The trouble with loopholes is that they're all there for a reason (usually because somebody with the power to influence the process wanted them there), and one person's loophole is another person's engine of job creation. Once you threaten to remove them, all those powerful interests will descend on Capitol Hill, each one demanding that its particular benefit be preserved.
Now, it's possible that the crack team at the White House and the Republican geniuses on Capitol Hill will get together and quickly find an elegant solution to all the conflicts that overhauling the tax code will bring up. Possible, that is, in the sense that it wouldn't actually violate any laws of physics. But likely? No.
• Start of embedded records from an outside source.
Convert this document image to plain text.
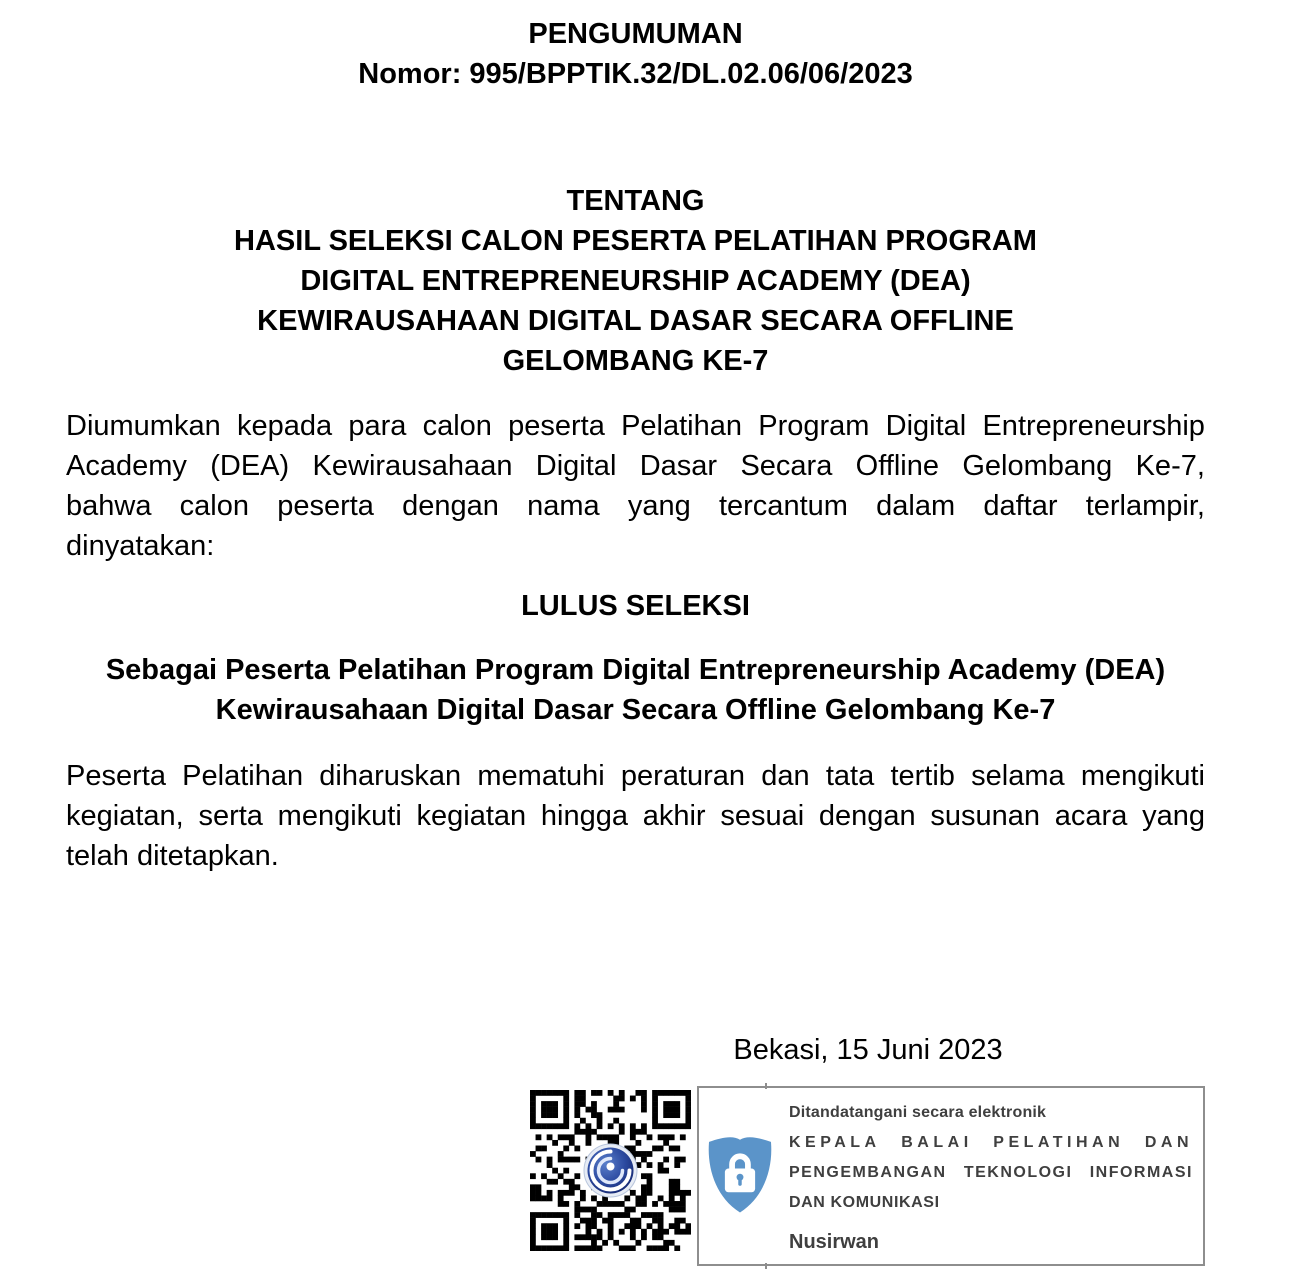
PENGUMUMAN
Nomor: 995/BPPTIK.32/DL.02.06/06/2023
TENTANG
HASIL SELEKSI CALON PESERTA PELATIHAN PROGRAM
DIGITAL ENTREPRENEURSHIP ACADEMY (DEA)
KEWIRAUSAHAAN DIGITAL DASAR SECARA OFFLINE
GELOMBANG KE-7
Diumumkan kepada para calon peserta Pelatihan Program Digital Entrepreneurship
Academy (DEA) Kewirausahaan Digital Dasar Secara Offline Gelombang Ke-7,
bahwa calon peserta dengan nama yang tercantum dalam daftar terlampir,
dinyatakan:
LULUS SELEKSI
Sebagai Peserta Pelatihan Program Digital Entrepreneurship Academy (DEA)
Kewirausahaan Digital Dasar Secara Offline Gelombang Ke-7
Peserta Pelatihan diharuskan mematuhi peraturan dan tata tertib selama mengikuti
kegiatan, serta mengikuti kegiatan hingga akhir sesuai dengan susunan acara yang
telah ditetapkan.
Bekasi, 15 Juni 2023
Ditandatangani secara elektronik
KEPALA BALAI PELATIHAN DAN
PENGEMBANGAN TEKNOLOGI INFORMASI
DAN KOMUNIKASI
Nusirwan
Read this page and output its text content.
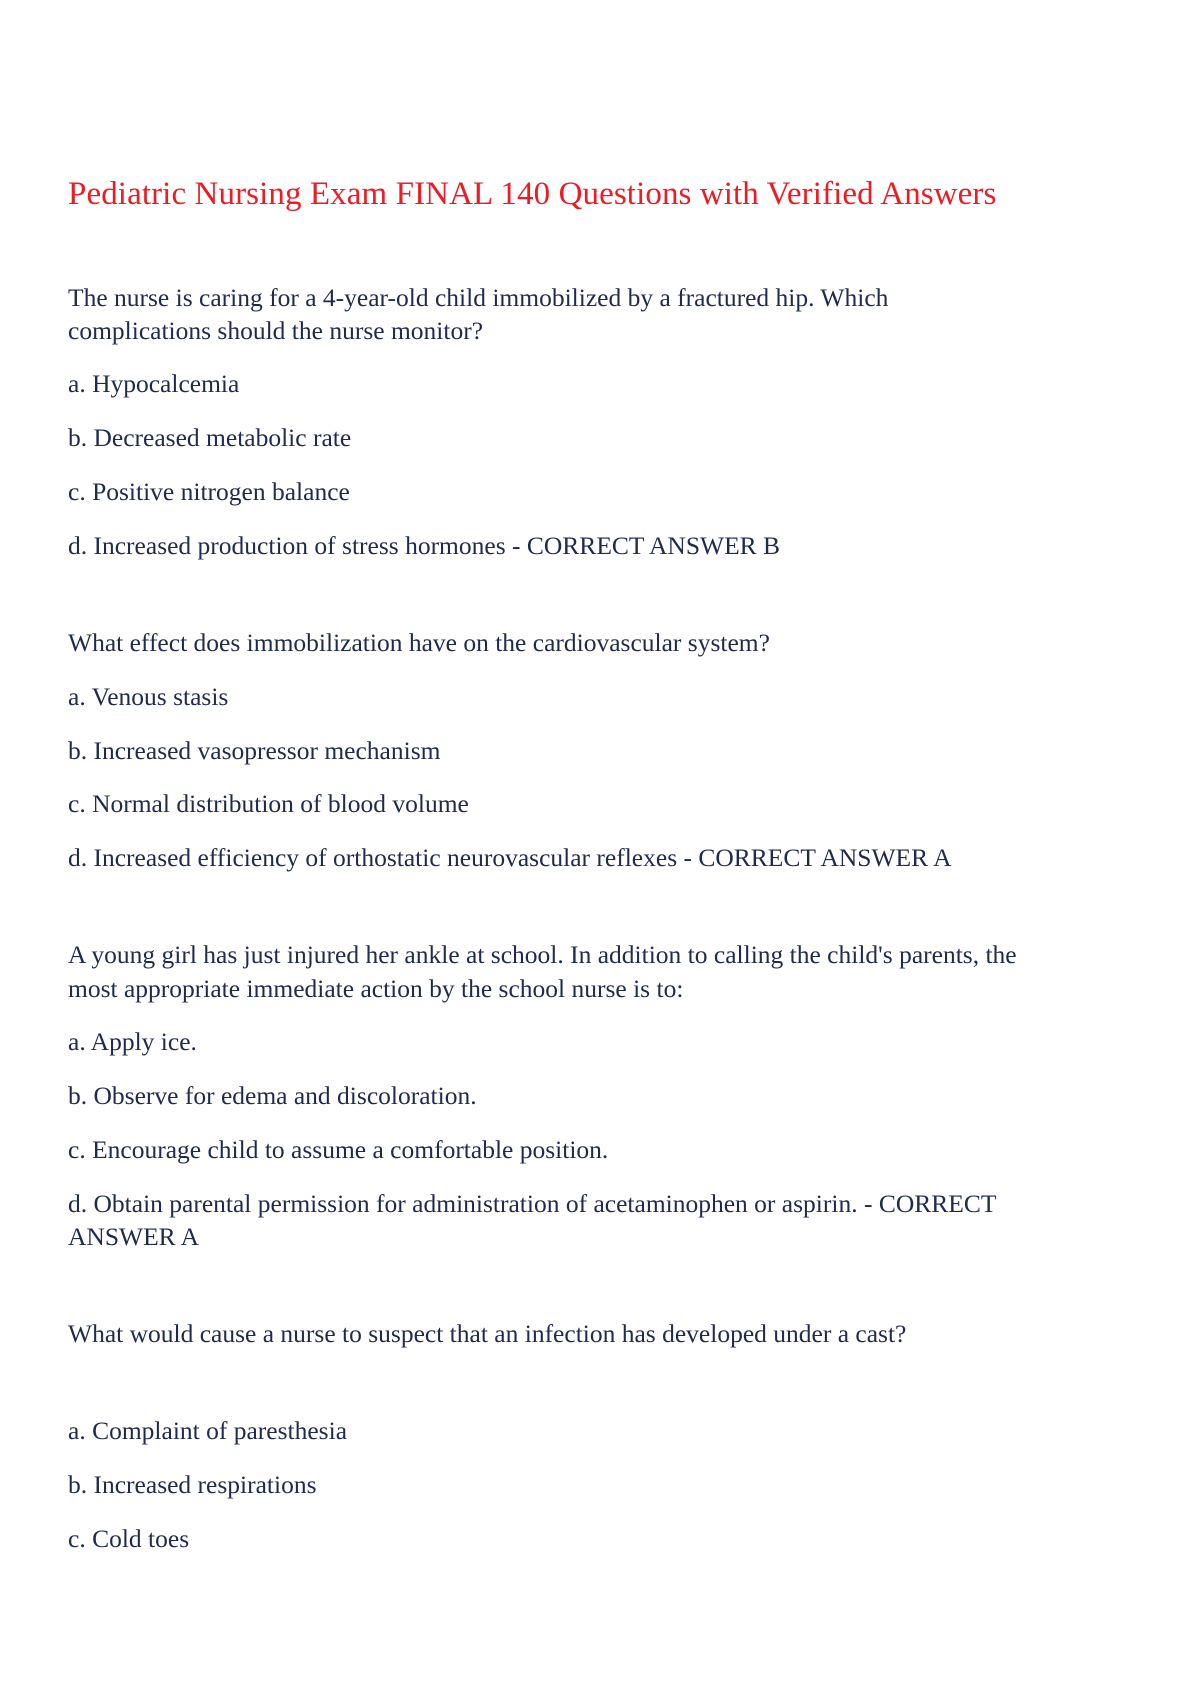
Pediatric Nursing Exam FINAL 140 Questions with Verified Answers
The nurse is caring for a 4-year-old child immobilized by a fractured hip. Which
complications should the nurse monitor?
a. Hypocalcemia
b. Decreased metabolic rate
c. Positive nitrogen balance
d. Increased production of stress hormones - CORRECT ANSWER B
What effect does immobilization have on the cardiovascular system?
a. Venous stasis
b. Increased vasopressor mechanism
c. Normal distribution of blood volume
d. Increased efficiency of orthostatic neurovascular reflexes - CORRECT ANSWER A
A young girl has just injured her ankle at school. In addition to calling the child's parents, the
most appropriate immediate action by the school nurse is to:
a. Apply ice.
b. Observe for edema and discoloration.
c. Encourage child to assume a comfortable position.
d. Obtain parental permission for administration of acetaminophen or aspirin. - CORRECT
ANSWER A
What would cause a nurse to suspect that an infection has developed under a cast?
a. Complaint of paresthesia
b. Increased respirations
c. Cold toes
And what will Republicans do then? Chances are that they'll cast off the ideas and proposals that are too difficult, displease powerful interests, or significant portions of their party can't live with. What remains after that will probably look a lot like the Bush tax cuts: a few morsels doled out to middle-class and lower-income families, with most of the benefits going to the rich and to corporations. We can predict that's what it will look like because that's what just about every Republican tax plan looks like. The details of each may differ, but they all have in common that the wealthy get most of the benefit. And don't worry about all that populist stuff Trump said during the campaign, or about Treasury Secretary Steve Mnuchin's pledge after the election that "any reductions we have in upper-income taxes will be offset by less deductions so that there will be no absolute tax cut for the upper class." Nobody believed it when he said it, and nobody believes it now.
If and when Republicans pass some kind of tax cut, they will proclaim it an extraordinary victory for the American people and the American economy, guaranteed to open the sluice gates on a flood of jobs and wealth and deliver us to the prosperous future we've dreamed of. If experience is any guide, no such thing will happen. You may remember that Republicans insisted that the Bush tax cuts would supercharge GDP and job growth; what actually ensued was years of economic doldrums, culminating in the worst financial crisis in 80 years.
But only those without commitment to the one true faith—supply-side economics—would be deterred by that history. This isn't about economic growth, or jobs, or anything else. Cutting taxes for the rich is just what Republicans do. It's what keeps them coming back to work, the joyful prospect that our nation's virtuous nobles might find relief from the oppressive burden of taxation that weighs so heavily upon them.
In 2003, as the Bush administration was preparing its second round of tax cuts that showered the administration's beneficence down on the wealthy, Treasury Secretary Paul O'Neill expressed doubts, particularly given the effect the cuts would have on the deficit. But Vice President Dick Cheney quickly set him straight. "We won the midterms," Cheney said. "This is our due." Once again, Republicans have won an election, and though they may not be able to get their act together enough to perform a complex and difficult piece of legislating, if nothing else, they can pass some tax cuts. It is, as always, their due, and they will have it.